MessageVisite du pape à la « Villa Nazareth » pour enfants défavorisés


Samedi 18 Juin 2016

Visite du pape à la « Villa Nazareth » pour enfants défavorisés

Le pape François s’est rendu à la « Villa Nazareth » de Rome, ce samedi 18 juin, à 17h, et il a commenté la parabole du Bon Samaritain (Luc 10, 25-37).

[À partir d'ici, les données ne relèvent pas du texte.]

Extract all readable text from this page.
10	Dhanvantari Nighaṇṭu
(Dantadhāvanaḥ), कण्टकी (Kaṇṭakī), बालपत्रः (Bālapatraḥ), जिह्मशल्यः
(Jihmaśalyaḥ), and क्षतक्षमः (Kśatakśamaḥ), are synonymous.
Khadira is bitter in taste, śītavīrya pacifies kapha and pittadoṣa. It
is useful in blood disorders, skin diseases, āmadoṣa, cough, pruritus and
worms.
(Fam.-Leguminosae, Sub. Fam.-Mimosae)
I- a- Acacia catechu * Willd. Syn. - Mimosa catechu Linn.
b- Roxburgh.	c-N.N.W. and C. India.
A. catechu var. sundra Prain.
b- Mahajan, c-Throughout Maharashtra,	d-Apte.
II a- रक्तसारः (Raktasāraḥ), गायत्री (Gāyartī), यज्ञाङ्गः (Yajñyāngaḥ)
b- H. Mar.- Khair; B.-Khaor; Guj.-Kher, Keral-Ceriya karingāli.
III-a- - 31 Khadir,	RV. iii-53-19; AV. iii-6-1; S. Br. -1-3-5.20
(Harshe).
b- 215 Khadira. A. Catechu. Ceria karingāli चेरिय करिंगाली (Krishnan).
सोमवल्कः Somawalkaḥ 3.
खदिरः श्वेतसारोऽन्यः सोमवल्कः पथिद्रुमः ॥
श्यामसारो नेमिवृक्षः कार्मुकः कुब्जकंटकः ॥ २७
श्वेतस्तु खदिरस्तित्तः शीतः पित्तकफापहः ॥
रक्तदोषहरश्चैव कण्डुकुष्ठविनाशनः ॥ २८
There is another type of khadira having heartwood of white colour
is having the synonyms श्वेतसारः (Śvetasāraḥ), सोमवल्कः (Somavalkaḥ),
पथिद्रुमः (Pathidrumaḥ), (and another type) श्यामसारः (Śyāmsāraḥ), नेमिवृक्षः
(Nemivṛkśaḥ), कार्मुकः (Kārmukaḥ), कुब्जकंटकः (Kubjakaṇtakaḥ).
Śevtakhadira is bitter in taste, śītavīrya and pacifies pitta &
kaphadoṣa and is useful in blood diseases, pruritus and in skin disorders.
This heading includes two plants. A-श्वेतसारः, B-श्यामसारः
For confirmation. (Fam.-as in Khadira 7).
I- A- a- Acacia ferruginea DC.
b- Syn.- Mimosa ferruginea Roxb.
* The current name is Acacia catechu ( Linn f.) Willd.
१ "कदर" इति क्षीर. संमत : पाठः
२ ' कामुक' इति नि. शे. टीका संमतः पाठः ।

Ce centre a été fondé il y a 70 ans par le cardinal Domenico Tardini, secrétaire d’Etat de 1958 à 1961, pour venir en aide aux enfants pauvres orphelins de guerre. Il a été élevé au rang de « Collège » par le saint pape Jean XXIII en 1963. Il est géré par la Fondation Tardini présidée par le cardinal Achille Silvestrini et permet à des enfants de familles très modestes de poursuivre leurs études.

Discours du pape François :

Il y a beaucoup de personnages dans ce passage de l’Evangile : celui qui pose la question » qui est mon prochain ? », Jésus, puis les bandits, le pauvre à moitié mort sur le bord de la route, le prêtre, puis le docteur de la loi, peut-être un avocat [le «  lévite »], et le restaurateur, l’aubergiste.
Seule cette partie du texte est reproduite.